Deep-learning-based tongue segmentation methods

Deep-learning-based tongue image segmentation models are mainly divided into two categories, one is U-Net[83,84] and Seg-Net[85,86] evolved from the fully convolutional network (FCN), and the other is Mask R-CNN improved from CNN, which are widely used in various types of medical image segmentation. FCN, the pioneer of semantic segmentation, achieves pixel-level classification of images. The FCN model can accept image input of any size and upsample the feature map of the last convolutional layer using the deconvolution layer to recover it to the same size as the input image. The spatial information in the original input image is preserved, and then the upsampled image is classified pixel by pixel, and the softmax classification loss is calculated pixel by pixel, that is, each pixel corresponds to one training sample. So the features of FCN include full convolution, upsampling and skip-level structure (see Figure 4).

Figure 4.

Fully convolutional network (FCN) model diagram.
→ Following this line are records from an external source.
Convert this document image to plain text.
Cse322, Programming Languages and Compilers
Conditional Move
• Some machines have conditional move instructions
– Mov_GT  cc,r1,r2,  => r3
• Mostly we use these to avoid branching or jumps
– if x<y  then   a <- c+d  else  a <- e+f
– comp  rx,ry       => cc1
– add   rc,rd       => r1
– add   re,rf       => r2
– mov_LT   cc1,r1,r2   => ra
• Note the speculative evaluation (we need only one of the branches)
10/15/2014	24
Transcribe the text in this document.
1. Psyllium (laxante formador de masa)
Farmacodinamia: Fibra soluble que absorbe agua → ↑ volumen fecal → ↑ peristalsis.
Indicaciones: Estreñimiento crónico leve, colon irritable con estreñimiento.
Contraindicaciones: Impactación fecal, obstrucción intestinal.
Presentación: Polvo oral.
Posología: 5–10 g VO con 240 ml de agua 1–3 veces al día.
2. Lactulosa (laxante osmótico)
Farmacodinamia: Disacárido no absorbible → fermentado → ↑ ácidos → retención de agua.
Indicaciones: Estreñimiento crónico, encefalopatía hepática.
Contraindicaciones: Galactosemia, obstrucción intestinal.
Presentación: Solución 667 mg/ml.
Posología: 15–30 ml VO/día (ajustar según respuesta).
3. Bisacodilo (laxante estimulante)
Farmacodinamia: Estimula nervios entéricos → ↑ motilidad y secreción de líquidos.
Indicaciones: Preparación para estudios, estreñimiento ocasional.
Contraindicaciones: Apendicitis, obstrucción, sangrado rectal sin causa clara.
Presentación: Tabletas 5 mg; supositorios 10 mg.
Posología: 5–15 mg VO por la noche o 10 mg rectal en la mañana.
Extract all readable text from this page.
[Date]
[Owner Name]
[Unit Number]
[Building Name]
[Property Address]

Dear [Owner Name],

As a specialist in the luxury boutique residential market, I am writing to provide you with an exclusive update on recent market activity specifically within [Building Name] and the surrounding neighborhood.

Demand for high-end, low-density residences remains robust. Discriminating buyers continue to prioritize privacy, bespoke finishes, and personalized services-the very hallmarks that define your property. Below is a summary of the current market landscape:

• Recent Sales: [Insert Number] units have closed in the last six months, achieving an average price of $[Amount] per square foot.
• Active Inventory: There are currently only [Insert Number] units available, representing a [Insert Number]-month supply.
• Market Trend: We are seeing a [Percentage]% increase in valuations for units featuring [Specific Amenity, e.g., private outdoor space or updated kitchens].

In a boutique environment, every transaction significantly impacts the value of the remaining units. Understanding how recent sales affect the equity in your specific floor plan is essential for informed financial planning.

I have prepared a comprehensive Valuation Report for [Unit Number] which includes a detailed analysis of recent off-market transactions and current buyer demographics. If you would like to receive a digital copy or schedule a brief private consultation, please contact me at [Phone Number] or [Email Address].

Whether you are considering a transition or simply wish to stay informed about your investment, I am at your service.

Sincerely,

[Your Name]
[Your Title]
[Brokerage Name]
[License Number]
Fully convolutional network (FCN) model diagram. The U-Net model, an image processing method based on the FCN architecture, is one of the three most classical F-CNNs (fully CNNs) models. It can handle a wide range of medical image segmentation tasks independent of different organs and imaging modalities. Li et al. developed a U-Net model for accurate retinal vascular segmentation, which improved the existing image segmentation methods. Since organ image segmentation[90,91] is error-prone due to the inhomogeneous and irregular shape of organs, Li et al. designed an attention-based nested segmentation network, ANU-Net. They introduced an attention mechanism between nested convolutional blocks, allowing features extracted at different levels to be selected with task-relevant fusion. The model is also designed with a hybrid loss function to make full use of the resolution feature information. ANU-Net is experimentally shown to be competitive among various medical image segmentation methods. Due to the increased demand for various medical image segmentation, the U-Net model plays an important role because of its excellent segmentation accuracy and robustness, and the use of the U-Net model for tongue segmentation is a future trend for tongue objectification (see Figures 5 and 6).

Figure 5.

U-Net algorithm composition.

Figure 6.

U-Net algorithm diagram.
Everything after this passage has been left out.